In Italy, a preacher like Choudary likely wouldn’t have acquired citizenship, and likely would have been deported early on.
The Italian government deported 102 people in the past 18 months, Italian Interior Minister Angelino Alfano said in a July report to the Italian parliament, including several preachers.
“All were found to be working to radicalize others and promote jihad in Italy,” Alfano said.
Vidino said they were quickly deported. “Most are just shipped out overnight,” he said.
Italy has in the past repeatedly run afoul of European Union provisions on deportation, both in deporting migrants and terrorism suspects. The EU does not allow deportations of individuals to nations where they could face torture or inhumane treatment. The prohibition “enshrines one of the fundamental values of democratic societies,” the European Court of Human Rights found in a 2008 case involving Italy’s deportation of a Tunisian after he was convicted of terrorism-related activities.

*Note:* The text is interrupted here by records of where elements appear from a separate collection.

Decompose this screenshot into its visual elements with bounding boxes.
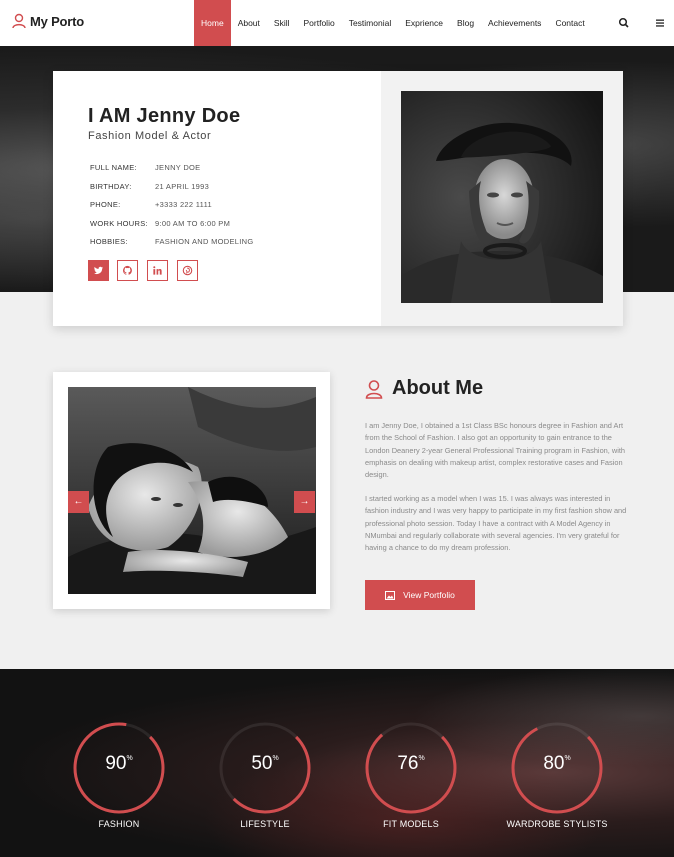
- image-icon: [385, 590, 396, 600]
- skill-percentage: 90%: [105, 753, 133, 774]
- profile-photo: [401, 91, 603, 303]
- twitter-button[interactable]: [88, 260, 109, 281]
- about-title: About Me: [392, 377, 484, 399]
- hamburger-icon[interactable]: [653, 16, 667, 30]
- profile-role: Fashion Model & Actor: [88, 130, 212, 142]
- info-value: +3333 222 1111: [155, 200, 212, 209]
- info-key: WORK HOURS:: [90, 219, 148, 228]
- pinterest-icon: [182, 265, 193, 276]
- nav-item-home[interactable]: Home: [194, 0, 231, 46]
- skill-label: LIFESTYLE: [240, 819, 290, 829]
- skill-label: WARDROBE STYLISTS: [506, 819, 608, 829]
- skill-fit-models: 76% FIT MODELS: [361, 718, 461, 838]
- user-icon: [365, 380, 383, 399]
- profile-name: I AM Jenny Doe: [88, 105, 241, 127]
- nav-item-achievements[interactable]: Achievements: [481, 0, 548, 46]
- nav-item-blog[interactable]: Blog: [450, 0, 481, 46]
- skill-percentage: 76%: [397, 753, 425, 774]
- info-value: FASHION AND MODELING: [155, 237, 254, 246]
- user-icon: [12, 13, 26, 29]
- nav-item-exprience[interactable]: Exprience: [398, 0, 450, 46]
- skill-percentage: 80%: [543, 753, 571, 774]
- nav-item-contact[interactable]: Contact: [548, 0, 591, 46]
- info-key: PHONE:: [90, 200, 121, 209]
- info-value: JENNY DOE: [155, 163, 201, 172]
- skill-lifestyle: 50% LIFESTYLE: [215, 718, 315, 838]
- info-value: 9:00 AM TO 6:00 PM: [155, 219, 231, 228]
- gallery-prev-button[interactable]: ←: [68, 491, 89, 513]
- nav-item-about[interactable]: About: [231, 0, 267, 46]
- github-icon: [123, 265, 132, 275]
- view-portfolio-button[interactable]: View Portfolio: [365, 580, 475, 610]
- top-nav: My Porto Home About Skill Portfolio Test…: [0, 0, 674, 46]
- nav-item-testimonial[interactable]: Testimonial: [342, 0, 399, 46]
- skill-fashion: 90% FASHION: [69, 718, 169, 838]
- nav-item-portfolio[interactable]: Portfolio: [297, 0, 342, 46]
- linkedin-button[interactable]: [147, 260, 168, 281]
- info-key: FULL NAME:: [90, 163, 137, 172]
- skill-label: FIT MODELS: [383, 819, 439, 829]
- pinterest-button[interactable]: [177, 260, 198, 281]
- skill-label: FASHION: [98, 819, 140, 829]
- twitter-icon: [93, 266, 104, 275]
- logo-text: My Porto: [30, 13, 85, 29]
- view-portfolio-label: View Portfolio: [403, 590, 455, 600]
- logo[interactable]: My Porto: [12, 13, 84, 29]
- gallery-next-button[interactable]: →: [294, 491, 315, 513]
- skill-wardrobe-stylists: 80% WARDROBE STYLISTS: [506, 718, 607, 838]
- main-menu: Home About Skill Portfolio Testimonial E…: [194, 0, 592, 46]
- search-icon[interactable]: [617, 16, 631, 30]
- linkedin-icon: [153, 266, 162, 275]
- about-paragraph-1: I am Jenny Doe, I obtained a 1st Class B…: [365, 421, 626, 480]
- gallery-photo: [68, 387, 316, 594]
- info-key: BIRTHDAY:: [90, 182, 132, 191]
- github-button[interactable]: [117, 260, 138, 281]
- about-paragraph-2: I started working as a model when I was …: [365, 494, 627, 553]
- skill-percentage: 50%: [251, 753, 279, 774]
- info-value: 21 APRIL 1993: [155, 182, 210, 191]
- info-key: HOBBIES:: [90, 237, 128, 246]
- nav-item-skill[interactable]: Skill: [267, 0, 297, 46]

Vidino said many of Italy’s terrorism-related deportations were of suspects from the Balkans, where there’s little threat of torture. In other cases, Italian authorities have been prepared to deport terrorism suspects despite the EU rules. “The bar is lower in Italy,” he said.
Al-Adnani, the Islamic State propaganda chief, was killed by a U.S. airstrike in Syria in August, according to the Defense Department.
But Italy’s success in avoiding terrorist attacks is not taken for granted. Since the attacks in Paris in November 2015, Italy’s threat level — staged from zero to three — remains at level two.
Italy could be hit with an attack tomorrow, Vidino said.
“There are many ways you can enter Italy,” he said. “Rome carries a certain symbolism, absolutely. I think it’s a reasonable assumption that they will try.”